On Saturday, the committee is launching an inquiry on the issues facing single fathers and it wants to hear from both men themselves and organisations providing support to them.
400,000 families were headed by lone fathers in 2012, representing 13.5% of all single-parent households in the UK according to the Office for National Statistics(ONS). With an average family size of 2.32, that figure represents 927,000 people in the UK.
Families headed by lone-women tend to be slightly larger meaning that 6.7 million people were part of a household headed by a mother in 2012. The number of families headed by one parent has risen considerably since 1999 from 2.5 million to almost 3 million last year.

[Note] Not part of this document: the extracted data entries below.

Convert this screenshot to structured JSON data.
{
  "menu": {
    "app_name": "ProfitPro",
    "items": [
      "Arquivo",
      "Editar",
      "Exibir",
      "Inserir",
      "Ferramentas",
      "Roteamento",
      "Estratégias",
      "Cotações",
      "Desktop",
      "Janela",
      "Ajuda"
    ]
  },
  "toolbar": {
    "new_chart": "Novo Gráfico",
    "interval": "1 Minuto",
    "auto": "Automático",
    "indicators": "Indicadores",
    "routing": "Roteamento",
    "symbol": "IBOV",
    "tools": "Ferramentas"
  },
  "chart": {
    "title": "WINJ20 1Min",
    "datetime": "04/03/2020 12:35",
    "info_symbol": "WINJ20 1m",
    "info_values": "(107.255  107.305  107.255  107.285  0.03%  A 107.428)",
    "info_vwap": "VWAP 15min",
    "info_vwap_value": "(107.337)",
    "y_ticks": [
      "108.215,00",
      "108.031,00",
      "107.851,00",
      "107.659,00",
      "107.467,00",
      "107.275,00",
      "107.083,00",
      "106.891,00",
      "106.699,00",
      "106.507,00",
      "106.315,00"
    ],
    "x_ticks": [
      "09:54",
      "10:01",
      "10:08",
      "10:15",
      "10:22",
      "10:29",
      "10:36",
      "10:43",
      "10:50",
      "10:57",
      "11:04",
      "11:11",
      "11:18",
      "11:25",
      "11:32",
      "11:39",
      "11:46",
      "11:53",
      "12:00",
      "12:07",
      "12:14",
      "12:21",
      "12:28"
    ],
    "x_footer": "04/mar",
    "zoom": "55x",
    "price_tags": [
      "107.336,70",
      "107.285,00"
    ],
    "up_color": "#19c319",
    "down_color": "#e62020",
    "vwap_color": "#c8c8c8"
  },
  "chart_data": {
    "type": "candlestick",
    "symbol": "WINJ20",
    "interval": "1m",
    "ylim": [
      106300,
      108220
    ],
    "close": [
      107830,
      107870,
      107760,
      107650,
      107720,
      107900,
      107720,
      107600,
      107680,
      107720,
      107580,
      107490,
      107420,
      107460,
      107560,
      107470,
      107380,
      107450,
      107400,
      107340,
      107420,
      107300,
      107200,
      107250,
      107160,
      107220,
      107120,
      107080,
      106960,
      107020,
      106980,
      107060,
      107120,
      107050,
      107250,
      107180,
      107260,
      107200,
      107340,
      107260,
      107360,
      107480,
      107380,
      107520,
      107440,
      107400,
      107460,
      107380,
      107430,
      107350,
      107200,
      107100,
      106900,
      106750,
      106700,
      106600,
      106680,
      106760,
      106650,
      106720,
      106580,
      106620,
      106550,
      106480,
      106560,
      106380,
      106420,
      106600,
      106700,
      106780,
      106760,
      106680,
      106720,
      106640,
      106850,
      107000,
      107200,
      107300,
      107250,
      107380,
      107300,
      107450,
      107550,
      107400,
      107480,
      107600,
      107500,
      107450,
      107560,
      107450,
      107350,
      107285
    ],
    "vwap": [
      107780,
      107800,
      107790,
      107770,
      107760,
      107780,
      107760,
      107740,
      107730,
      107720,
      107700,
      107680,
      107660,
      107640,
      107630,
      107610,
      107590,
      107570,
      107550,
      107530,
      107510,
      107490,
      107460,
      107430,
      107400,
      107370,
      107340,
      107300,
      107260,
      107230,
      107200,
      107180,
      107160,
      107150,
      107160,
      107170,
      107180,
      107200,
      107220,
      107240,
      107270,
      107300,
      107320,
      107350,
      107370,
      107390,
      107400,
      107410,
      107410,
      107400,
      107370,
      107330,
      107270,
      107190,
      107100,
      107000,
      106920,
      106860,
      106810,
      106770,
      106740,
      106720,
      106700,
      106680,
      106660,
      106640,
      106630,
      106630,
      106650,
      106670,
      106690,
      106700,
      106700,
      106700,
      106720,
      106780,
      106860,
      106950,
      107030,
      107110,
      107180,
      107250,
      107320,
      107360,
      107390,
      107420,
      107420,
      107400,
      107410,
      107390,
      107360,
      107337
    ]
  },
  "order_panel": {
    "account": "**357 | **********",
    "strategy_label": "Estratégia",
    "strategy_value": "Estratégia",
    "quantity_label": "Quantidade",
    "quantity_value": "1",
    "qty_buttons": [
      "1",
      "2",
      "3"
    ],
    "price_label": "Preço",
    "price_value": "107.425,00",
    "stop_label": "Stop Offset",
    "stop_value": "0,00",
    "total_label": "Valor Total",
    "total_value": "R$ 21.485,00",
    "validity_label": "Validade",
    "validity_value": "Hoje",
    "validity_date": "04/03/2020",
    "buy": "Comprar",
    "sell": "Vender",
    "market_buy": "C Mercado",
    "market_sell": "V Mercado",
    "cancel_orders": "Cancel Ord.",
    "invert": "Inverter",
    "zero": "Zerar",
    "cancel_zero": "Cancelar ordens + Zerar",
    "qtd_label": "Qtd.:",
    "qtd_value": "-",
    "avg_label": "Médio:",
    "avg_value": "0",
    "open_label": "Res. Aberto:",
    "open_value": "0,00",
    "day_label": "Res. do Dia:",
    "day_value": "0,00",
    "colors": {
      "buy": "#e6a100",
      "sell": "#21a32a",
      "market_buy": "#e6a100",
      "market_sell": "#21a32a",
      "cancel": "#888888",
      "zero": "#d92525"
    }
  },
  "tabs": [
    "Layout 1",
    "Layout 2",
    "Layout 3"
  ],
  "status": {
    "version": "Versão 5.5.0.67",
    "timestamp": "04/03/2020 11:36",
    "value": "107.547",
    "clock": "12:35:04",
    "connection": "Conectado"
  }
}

In London alone there are 16,473 male lone parent households. In addition there are 180,366 fathers who are not living with their children according to statistics provided by the Office for National Statistics (last updated April 2006).
There were nearly 2.0 million lone parents with dependent children in the UK in 2012, a figure which has grown significantly from 1.6 million in 1996. Lone parents with dependent children represented 26 per cent of all families with dependent children in 2012, an increase of four percentage points since 1996.
In 2012, women accounted for 91 per cent of lone parents with dependent children and men the remaining 9 per cent. These percentages have changed little since 1996. Women are more likely to take the main caring responsibilities for any children when relationships break down, and therefore become lone parents.